Just shy of 3 o’clock on a gray Thursday afternoon, the 110-ton house emerged on the northern horizon, creeping along on the back of a massive trailer.
“ OK, I see it!” shouts Jane Sesker, as her daughter’s new house grew from a speck. Sesker’s grandchildren jump around her, peering to see what she does.
The 104-year-old house moved about 24 miles from the Central College campus in Pella, but its journey was as deep as it was far.
Once known as the Boardwalk House, it needed safety upgrades that were too expensive for Central. The Historic Pella Trust came up with a plan to find an owner who’d move it from Broadway and University streets and give it a new life.
Jane Sesker and her husband, David, attended an open house and encouraged Mikol to add her name to the list of potential owners.
Fast-forward, Mikol is now a mile away in a flashing, beeping caravan that escorts the massive house. It’s light blue, but that’s the only thing that’s light about it.
It takes nearly an hour to wind south the final mile or so to her 20-acre site southwest of Attica. Her four nieces and nephews wait, anxiously waving checkered flags as a tribute to the sprint car racing exploits of house mover Billy Bell.
Bell’s crew isn’t burning rubber as it turns onto a makeshift driveway on Sesker’s land. But she’s zipping around as fast as the kids, caught up in the excitement.
“I am ecstatic!” she gushes. “It’s still surreal! It was surreal when we pulled it out, and it still is.
“To watch it go down the highway, over the river, and over the railroad and all this way. It’s amazing! To actually see it here, it’s even bigger on site than it looked when it sat at Central.”
Sesker’s plans for the site are big as well. The house will be the hub of Mint ‘N More Farms, where she’ll use organic permaculture techniques to grow produce for her family and market sales. Mikol will move from Henderson, Nevada, and her home will be used to teach visitors about growing techniques, she says.
She and her siblings, Nate and Megan, grew up in Norwalk, not farming, but dreaming about it. When Nate was diagnosed with cancer a few years ago, he nudged his sisters to get moving on the plan. Mikol purchased the site, and Nate created buffer zones and planting beds before he died in May 2017.

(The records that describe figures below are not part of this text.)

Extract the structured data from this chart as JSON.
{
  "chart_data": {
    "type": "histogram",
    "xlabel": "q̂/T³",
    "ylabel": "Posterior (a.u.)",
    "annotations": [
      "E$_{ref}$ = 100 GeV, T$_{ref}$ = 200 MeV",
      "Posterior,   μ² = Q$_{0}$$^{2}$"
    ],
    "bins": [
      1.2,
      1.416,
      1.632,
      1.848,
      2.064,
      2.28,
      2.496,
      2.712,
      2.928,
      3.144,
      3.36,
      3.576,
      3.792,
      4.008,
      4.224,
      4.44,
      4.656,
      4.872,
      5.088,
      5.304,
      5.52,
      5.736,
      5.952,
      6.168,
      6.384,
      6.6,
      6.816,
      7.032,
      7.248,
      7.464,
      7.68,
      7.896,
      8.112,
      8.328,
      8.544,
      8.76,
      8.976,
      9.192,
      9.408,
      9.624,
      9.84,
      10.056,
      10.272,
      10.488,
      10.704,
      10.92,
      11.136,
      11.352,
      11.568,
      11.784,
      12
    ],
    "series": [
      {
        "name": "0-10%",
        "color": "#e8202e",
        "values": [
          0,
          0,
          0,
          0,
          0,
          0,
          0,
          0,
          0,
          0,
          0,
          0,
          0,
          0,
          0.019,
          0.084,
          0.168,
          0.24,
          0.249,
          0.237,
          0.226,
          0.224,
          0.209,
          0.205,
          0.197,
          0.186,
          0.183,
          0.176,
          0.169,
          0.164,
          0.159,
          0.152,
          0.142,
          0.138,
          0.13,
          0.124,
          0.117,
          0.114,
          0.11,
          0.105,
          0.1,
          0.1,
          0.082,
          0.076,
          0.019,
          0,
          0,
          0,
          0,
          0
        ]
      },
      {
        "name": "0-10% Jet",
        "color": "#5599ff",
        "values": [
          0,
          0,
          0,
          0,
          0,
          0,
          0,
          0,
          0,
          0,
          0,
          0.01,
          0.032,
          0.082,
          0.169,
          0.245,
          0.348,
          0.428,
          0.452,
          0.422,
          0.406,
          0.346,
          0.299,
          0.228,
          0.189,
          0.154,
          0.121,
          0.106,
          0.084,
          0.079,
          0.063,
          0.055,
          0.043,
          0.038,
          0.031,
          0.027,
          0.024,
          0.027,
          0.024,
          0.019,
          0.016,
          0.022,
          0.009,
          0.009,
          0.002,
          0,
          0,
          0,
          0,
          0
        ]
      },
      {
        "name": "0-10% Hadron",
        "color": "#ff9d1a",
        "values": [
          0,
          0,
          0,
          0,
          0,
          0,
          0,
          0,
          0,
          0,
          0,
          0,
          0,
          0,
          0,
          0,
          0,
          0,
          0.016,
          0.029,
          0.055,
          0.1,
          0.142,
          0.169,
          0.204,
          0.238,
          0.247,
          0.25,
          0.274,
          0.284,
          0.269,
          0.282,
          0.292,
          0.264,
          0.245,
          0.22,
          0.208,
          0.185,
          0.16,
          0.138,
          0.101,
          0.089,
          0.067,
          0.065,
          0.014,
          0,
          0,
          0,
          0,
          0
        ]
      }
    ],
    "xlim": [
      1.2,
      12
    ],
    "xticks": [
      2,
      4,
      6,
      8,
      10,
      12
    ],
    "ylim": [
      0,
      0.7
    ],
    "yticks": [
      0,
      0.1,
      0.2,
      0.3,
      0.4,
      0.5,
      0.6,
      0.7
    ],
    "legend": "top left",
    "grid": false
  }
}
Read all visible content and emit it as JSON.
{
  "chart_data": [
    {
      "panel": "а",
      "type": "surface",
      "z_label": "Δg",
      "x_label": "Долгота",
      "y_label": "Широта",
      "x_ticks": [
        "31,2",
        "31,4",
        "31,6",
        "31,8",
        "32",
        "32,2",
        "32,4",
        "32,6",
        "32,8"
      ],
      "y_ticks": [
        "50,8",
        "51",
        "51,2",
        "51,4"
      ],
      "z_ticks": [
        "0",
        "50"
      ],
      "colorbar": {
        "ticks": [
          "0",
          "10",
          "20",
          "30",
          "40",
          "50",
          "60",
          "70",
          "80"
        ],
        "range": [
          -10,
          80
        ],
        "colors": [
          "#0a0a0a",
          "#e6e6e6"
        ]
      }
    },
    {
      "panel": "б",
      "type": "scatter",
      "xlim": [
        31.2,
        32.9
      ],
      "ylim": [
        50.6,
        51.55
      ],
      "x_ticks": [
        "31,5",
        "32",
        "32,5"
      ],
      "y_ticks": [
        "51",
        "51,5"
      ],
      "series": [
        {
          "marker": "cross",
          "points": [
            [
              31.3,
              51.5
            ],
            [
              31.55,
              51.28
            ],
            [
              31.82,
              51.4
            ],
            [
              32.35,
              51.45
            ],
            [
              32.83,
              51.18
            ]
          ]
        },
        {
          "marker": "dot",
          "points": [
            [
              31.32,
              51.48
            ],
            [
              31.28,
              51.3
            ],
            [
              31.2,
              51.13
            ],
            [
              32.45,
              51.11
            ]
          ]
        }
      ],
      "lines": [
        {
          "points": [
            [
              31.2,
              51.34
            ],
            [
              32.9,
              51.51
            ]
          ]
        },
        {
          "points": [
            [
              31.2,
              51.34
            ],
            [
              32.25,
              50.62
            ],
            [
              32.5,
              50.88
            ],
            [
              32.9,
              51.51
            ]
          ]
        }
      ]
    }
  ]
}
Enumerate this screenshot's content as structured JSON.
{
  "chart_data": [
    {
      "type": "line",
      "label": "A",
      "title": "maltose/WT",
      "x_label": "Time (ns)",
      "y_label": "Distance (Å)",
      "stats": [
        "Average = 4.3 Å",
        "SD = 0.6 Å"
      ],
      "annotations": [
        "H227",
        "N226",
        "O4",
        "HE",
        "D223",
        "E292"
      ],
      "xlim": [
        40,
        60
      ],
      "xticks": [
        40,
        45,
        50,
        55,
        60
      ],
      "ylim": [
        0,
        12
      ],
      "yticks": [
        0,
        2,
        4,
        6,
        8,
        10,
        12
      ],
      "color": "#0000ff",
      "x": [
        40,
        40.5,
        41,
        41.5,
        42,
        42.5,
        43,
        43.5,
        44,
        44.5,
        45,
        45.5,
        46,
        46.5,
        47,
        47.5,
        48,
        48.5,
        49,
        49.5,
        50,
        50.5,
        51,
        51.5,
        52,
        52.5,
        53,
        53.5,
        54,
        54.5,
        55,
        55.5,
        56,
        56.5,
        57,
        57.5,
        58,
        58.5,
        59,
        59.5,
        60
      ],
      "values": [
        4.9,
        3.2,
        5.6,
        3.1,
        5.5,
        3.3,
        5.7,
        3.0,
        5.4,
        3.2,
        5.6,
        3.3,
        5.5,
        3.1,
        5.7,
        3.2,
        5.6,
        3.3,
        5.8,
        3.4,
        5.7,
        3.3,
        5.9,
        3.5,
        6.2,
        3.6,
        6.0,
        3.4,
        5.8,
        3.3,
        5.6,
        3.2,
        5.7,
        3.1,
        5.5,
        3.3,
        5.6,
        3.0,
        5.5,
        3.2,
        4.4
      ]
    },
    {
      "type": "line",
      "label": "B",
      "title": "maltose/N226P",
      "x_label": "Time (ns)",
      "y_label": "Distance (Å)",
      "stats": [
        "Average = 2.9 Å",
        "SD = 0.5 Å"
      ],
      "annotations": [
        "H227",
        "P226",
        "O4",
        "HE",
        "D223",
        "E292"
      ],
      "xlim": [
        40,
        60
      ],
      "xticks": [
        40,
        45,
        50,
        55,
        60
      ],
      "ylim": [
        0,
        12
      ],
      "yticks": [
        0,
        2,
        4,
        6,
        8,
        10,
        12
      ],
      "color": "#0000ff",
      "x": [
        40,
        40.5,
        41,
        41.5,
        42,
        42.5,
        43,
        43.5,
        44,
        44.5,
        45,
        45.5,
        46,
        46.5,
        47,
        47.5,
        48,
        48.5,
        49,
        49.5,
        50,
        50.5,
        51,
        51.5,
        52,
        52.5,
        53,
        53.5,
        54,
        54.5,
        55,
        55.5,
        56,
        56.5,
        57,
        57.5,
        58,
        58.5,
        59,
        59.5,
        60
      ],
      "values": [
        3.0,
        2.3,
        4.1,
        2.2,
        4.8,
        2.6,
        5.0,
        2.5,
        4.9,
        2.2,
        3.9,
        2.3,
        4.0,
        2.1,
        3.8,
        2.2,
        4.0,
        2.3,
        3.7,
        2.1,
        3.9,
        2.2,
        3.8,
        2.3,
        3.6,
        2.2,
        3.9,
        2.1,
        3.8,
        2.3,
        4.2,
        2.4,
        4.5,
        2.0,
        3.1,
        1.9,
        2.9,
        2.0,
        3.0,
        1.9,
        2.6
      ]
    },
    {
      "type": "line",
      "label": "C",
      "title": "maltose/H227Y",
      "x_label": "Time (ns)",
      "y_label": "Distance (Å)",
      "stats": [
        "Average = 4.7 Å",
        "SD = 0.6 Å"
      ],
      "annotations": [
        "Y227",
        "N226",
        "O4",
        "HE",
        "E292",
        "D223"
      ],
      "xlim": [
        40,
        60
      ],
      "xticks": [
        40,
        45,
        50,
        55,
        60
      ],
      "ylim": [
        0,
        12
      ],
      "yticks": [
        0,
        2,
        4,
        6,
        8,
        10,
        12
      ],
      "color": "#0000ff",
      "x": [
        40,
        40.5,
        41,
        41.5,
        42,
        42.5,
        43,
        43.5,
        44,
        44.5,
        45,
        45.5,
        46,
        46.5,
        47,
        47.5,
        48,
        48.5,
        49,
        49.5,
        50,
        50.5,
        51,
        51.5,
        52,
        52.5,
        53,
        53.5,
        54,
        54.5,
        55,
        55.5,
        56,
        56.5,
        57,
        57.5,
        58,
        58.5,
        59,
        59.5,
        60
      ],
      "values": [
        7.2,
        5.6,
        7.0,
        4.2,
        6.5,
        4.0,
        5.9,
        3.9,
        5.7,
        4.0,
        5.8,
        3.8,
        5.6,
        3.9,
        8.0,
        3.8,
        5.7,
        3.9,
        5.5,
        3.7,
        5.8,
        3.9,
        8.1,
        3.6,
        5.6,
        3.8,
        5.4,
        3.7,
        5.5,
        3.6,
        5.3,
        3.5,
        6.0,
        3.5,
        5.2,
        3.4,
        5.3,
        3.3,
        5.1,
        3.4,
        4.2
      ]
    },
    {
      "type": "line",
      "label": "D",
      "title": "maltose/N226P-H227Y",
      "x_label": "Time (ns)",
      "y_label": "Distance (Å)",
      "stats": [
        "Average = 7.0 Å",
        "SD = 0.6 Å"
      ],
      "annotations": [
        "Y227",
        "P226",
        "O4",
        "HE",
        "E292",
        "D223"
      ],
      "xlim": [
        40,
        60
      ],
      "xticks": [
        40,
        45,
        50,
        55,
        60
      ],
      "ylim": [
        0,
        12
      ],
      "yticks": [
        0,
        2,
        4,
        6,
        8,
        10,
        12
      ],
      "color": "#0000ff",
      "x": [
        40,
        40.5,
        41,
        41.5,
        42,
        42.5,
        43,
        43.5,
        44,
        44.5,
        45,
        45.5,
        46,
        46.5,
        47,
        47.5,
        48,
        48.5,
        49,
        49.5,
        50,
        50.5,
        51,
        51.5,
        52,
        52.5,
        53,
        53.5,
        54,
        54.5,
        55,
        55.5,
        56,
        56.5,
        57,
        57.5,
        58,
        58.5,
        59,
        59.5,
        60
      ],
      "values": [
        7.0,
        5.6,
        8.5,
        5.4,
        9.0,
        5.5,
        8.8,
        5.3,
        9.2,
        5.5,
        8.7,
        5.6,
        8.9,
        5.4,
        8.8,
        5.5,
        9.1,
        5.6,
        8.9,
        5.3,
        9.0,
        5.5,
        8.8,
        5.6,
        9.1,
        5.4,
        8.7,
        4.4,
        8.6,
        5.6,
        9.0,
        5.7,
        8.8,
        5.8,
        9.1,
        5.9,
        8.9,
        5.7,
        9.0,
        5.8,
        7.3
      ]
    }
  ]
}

The house’s arrival brought the dream closer to reality, minus Nate.
“He probably would have thought this is an absolutely crazy idea because it’s such a massive project and there are so many things that could go wrong,” Sesker says. “But this is also what he saw for this property. Something that’s a showcase, that we can tell the story of, that we can link our story in with.
“I think he’d be very excited and very proud!”
Delanie Donovan contributed to this report.